Photo : Associated Press

Reuters
Prenez note que cet article publié en 2017 pourrait contenir des informations qui ne sont plus à jour.

Le mouvement En Marche! a annoncé avoir été victime d'une « opération de piratage massive » après la publication, vendredi soir sur Internet, d'un grand nombre de documents et d'informations présentés comme émanant de l'organisation de campagne d'Emmanuel Macron pour l'élection présidentielle.

Au total, quelque neuf gigabits de données ont été diffusées par un utilisateur du nom d'Emleaks sur Pastebin, un site de partage de documents qui autorise l'anonymat de ses contributeurs.

L'opération a été lancée juste avant la fin officielle de la campagne électorale, vendredi à minuit, heure à partir de laquelle plus aucune prise de parole politique n'est autorisée.

« Le mouvement En Marche! a été victime d'une action de piratage massive et coordonnée donnant lieu ce soir à la diffusion sur les réseaux sociaux d’informations internes de nature diverse (mails, documents comptables, contrats…) », lit-on dans un communiqué.

« Ceux qui font circuler ces documents ajoutent à des documents authentiques nombre de faux documents afin de semer le doute et la désinformation », indique le communiqué qui dénonce « une opération [qui] relève manifestement de la déstabilisation démocratique » à un peu plus de 24 heures du second tour de la présidentielle.

Élection présidentielle française 

La Commission nationale de contrôle de la campagne électorale a annoncé par la suite avoir été saisie de cette affaire vendredi soir par un représentant d'Emmanuel Macron et précise dans un communiqué qu'elle se réunira samedi. Elle demande à la presse de « ne pas rendre compte du contenu de ces données » en cette période sensible.

« La diffusion de fausses informations est susceptible de tomber sous le coup de la loi, notamment pénale », rappelle la commission.

Selon En Marche!, « les fichiers qui circulent ont été obtenus il y a plusieurs semaines grâce au hacking de boîtes mail personnelles et professionnelles de plusieurs responsables du mouvement ».

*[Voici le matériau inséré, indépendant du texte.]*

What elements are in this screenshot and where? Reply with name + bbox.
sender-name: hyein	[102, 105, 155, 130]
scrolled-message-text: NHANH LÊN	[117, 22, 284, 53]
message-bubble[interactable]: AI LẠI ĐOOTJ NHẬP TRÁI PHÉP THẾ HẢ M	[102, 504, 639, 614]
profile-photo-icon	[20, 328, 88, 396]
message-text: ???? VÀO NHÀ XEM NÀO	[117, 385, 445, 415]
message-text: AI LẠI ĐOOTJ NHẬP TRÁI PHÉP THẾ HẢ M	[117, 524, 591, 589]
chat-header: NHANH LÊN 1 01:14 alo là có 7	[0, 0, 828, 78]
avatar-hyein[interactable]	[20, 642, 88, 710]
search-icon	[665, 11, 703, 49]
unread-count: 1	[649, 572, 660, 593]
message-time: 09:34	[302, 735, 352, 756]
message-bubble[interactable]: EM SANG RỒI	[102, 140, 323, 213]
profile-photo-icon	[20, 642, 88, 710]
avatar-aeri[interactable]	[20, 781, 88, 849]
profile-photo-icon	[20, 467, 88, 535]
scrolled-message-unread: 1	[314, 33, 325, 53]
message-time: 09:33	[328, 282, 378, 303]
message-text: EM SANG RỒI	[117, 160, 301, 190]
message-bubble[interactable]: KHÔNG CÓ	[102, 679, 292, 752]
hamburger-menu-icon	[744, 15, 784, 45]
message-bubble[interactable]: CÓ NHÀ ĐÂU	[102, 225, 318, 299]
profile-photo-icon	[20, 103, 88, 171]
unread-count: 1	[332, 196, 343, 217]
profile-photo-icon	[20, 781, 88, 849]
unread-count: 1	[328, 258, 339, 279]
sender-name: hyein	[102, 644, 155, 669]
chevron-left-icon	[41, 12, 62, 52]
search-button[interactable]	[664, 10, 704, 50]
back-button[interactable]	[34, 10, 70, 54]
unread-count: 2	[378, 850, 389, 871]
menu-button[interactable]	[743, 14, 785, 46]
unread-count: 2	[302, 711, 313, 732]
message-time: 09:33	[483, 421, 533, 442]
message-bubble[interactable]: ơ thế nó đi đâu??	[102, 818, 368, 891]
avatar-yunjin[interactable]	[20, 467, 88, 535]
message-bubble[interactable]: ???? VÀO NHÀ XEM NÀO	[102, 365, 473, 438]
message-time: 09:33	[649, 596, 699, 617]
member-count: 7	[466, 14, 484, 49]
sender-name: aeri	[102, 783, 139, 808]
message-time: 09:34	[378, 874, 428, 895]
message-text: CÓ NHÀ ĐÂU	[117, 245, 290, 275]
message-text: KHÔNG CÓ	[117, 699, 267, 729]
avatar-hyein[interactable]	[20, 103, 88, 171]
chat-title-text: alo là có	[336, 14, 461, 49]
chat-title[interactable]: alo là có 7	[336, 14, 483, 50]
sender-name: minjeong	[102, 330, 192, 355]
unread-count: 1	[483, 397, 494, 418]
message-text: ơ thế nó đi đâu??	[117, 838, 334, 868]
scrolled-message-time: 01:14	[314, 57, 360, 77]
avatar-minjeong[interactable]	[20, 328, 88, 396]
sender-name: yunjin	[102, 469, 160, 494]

L'équipe de campagne d'Emmanuel Macron, qui rappelle qu'elle a été visée pendant la campagne par des actions de piratage « de façon intense et répétée », estime que l’ambition des auteurs de cette fuite « est de toute évidence » de lui nuire.

« Il ne s’agit pas d’une simple opération de piratage, mais bel et bien d’une tentative de déstabiliser l’élection présidentielle française », indique encore En Marche!, qui entend prendre « toutes les initiatives nécessaires auprès des acteurs publics et privés pour faire la clarté sur cette opération inédite dans une campagne électorale française ».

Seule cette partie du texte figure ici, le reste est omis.